Re: 'A Microsoft spokesperson refused to tell us what was actually arriving in the Spring release'
Windows doesn't include adverts unless you count a static crapp or two in the start menu.
I do. The presence of OneDrive in my taskbar (when I have done nothing to suggest I have that service) is an ad for OneDrive, and its presence in the navigation pane of Windows Explorer is another. The existence of the "Xbox" app on the computer is an ad for Xbox. The "Get Office" popups that begin as soon as Window 10 starts for the first time are clearly ads. The notification for a sale on OneDrive storage that appeared in Windows Explorer some months ago was a blatant ad. And, of course, the thing that got many people into this mess in the first place, GWX, was a particularly nasty piece of adware.
The entirety of Windows 8 and 10 in general used to be ads for Windows Mobile, when there was such a thing. They look very obviously like what they are, which is to say a UI element designed around mobiles. Each time a user opened the start screen or menu, he'd be getting an ad for Windows mobile-- which is presumably why Microsoft only shrunk the tiles down for 10 when everyone had been demanding their removal.
The Metro and UWP elements that infect Windows 8.x and 10 are the same. They look like they belong in a mobile OS for a reason... they're there to remind you that this is, in fact, a mobile OS, so why not make your next phone a Windows phone? Even the proliferation of the word "app" in Windows is an ad for Windows mobile. On PCs, we've long called those software thingies "programs." Remember, they're installed in \Program Files, and they're uninstalled with "Programs and Features," right? So why suddenly must Windows ask me what "app" I want to use to open a program? Apps are for phones... and people associate them with phones. It's like MS wants to remind everyone (if they missed all those other reminders I mentioned) that Windows is a mobile OS!

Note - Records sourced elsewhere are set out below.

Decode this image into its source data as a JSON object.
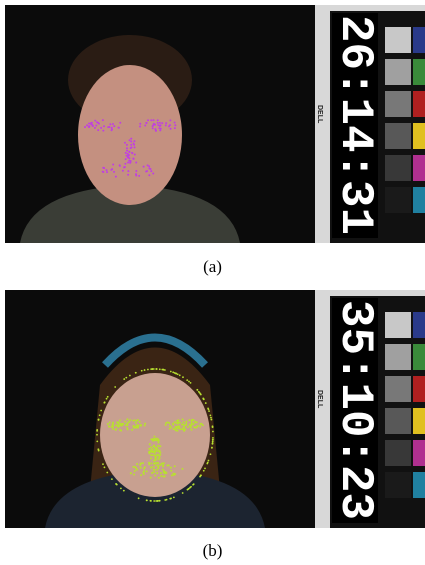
{
  "figures": [
    {
      "timestamp": "26:14:31",
      "brand": "DELL",
      "caption": "(a)"
    },
    {
      "timestamp": "35:10:23",
      "brand": "DELL",
      "caption": "(b)"
    }
  ]
}
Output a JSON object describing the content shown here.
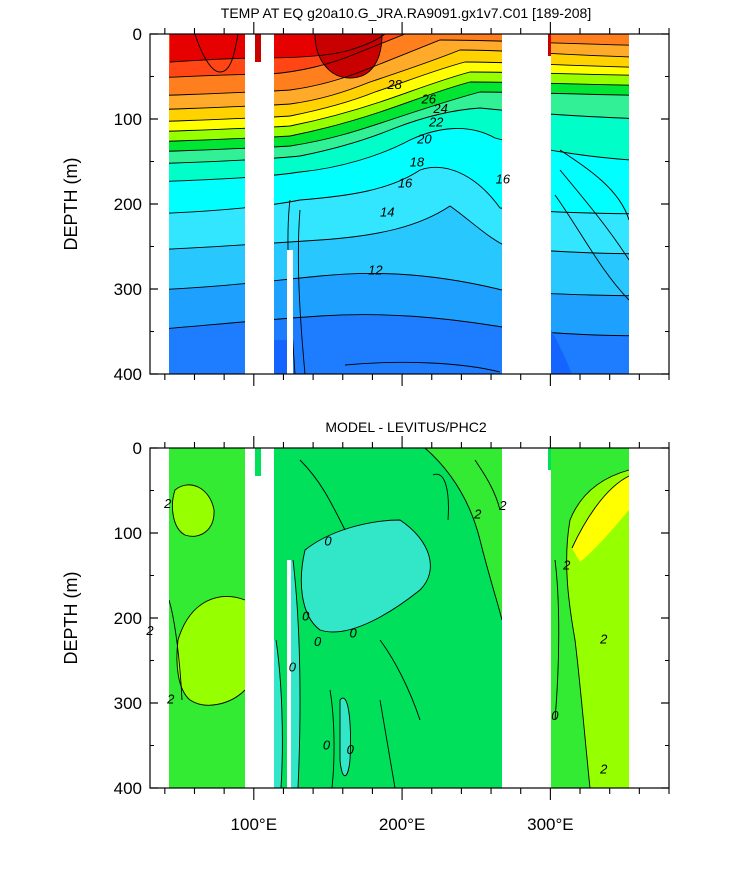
{
  "chart_data": [
    {
      "type": "contour",
      "title": "TEMP AT EQ g20a10.G_JRA.RA9091.gx1v7.C01 [189-208]",
      "ylabel": "DEPTH (m)",
      "xlabel": "",
      "xlim": [
        30,
        380
      ],
      "ylim": [
        400,
        0
      ],
      "yticks": [
        "0",
        "100",
        "200",
        "300",
        "400"
      ],
      "xticks": [],
      "contour_labels": [
        {
          "text": "28",
          "x": 195,
          "y": 60
        },
        {
          "text": "26",
          "x": 218,
          "y": 77
        },
        {
          "text": "24",
          "x": 226,
          "y": 88
        },
        {
          "text": "22",
          "x": 223,
          "y": 104
        },
        {
          "text": "20",
          "x": 215,
          "y": 124
        },
        {
          "text": "18",
          "x": 210,
          "y": 151
        },
        {
          "text": "16",
          "x": 202,
          "y": 176
        },
        {
          "text": "16",
          "x": 268,
          "y": 171
        },
        {
          "text": "14",
          "x": 190,
          "y": 210
        },
        {
          "text": "12",
          "x": 182,
          "y": 278
        }
      ],
      "colors": [
        "#1414ff",
        "#1e7dff",
        "#1ea0ff",
        "#28c8ff",
        "#32e6ff",
        "#00ffff",
        "#00ffc8",
        "#32f096",
        "#00e632",
        "#96ff00",
        "#ffff00",
        "#ffd200",
        "#ffaa28",
        "#ff7f1e",
        "#ff4614",
        "#e60000",
        "#c80000"
      ]
    },
    {
      "type": "contour",
      "title": "MODEL - LEVITUS/PHC2",
      "ylabel": "DEPTH (m)",
      "xlabel": "",
      "xlim": [
        30,
        380
      ],
      "ylim": [
        400,
        0
      ],
      "yticks": [
        "0",
        "100",
        "200",
        "300",
        "400"
      ],
      "xticks": [
        "100°E",
        "200°E",
        "300°E"
      ],
      "contour_labels": [
        {
          "text": "2",
          "x": 42,
          "y": 66
        },
        {
          "text": "2",
          "x": 30,
          "y": 215
        },
        {
          "text": "2",
          "x": 44,
          "y": 296
        },
        {
          "text": "0",
          "x": 150,
          "y": 110
        },
        {
          "text": "0",
          "x": 135,
          "y": 198
        },
        {
          "text": "0",
          "x": 143,
          "y": 228
        },
        {
          "text": "0",
          "x": 167,
          "y": 218
        },
        {
          "text": "0",
          "x": 126,
          "y": 258
        },
        {
          "text": "0",
          "x": 149,
          "y": 350
        },
        {
          "text": "0",
          "x": 165,
          "y": 355
        },
        {
          "text": "2",
          "x": 251,
          "y": 78
        },
        {
          "text": "2",
          "x": 268,
          "y": 68
        },
        {
          "text": "0",
          "x": 303,
          "y": 315
        },
        {
          "text": "2",
          "x": 311,
          "y": 138
        },
        {
          "text": "2",
          "x": 336,
          "y": 225
        },
        {
          "text": "2",
          "x": 336,
          "y": 378
        }
      ],
      "colors": [
        "#32e6c8",
        "#00e05a",
        "#32eb32",
        "#96ff00",
        "#ffff00"
      ]
    }
  ]
}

If you think I am nitpicking, I can assure you that I am not. Megacorporations like MS don't make changes to long-standing nomenclature haphazardly. There's a reason for everything they do.
None of this mobile emphasis on desktop PCs was ever meant to benefit PC users. It was meant to sell phones, no question about it. Why they continue to forge on with their mobile-first OS when they have apparently recognized their failure in the phone market is anyone's guess, but you can bet there's a reason. It may be a dumb reason; it WILL be a cynical reason that benefits Microsoft at the expense of its users. Whatever it is, it exists. They just won't tell us what it is.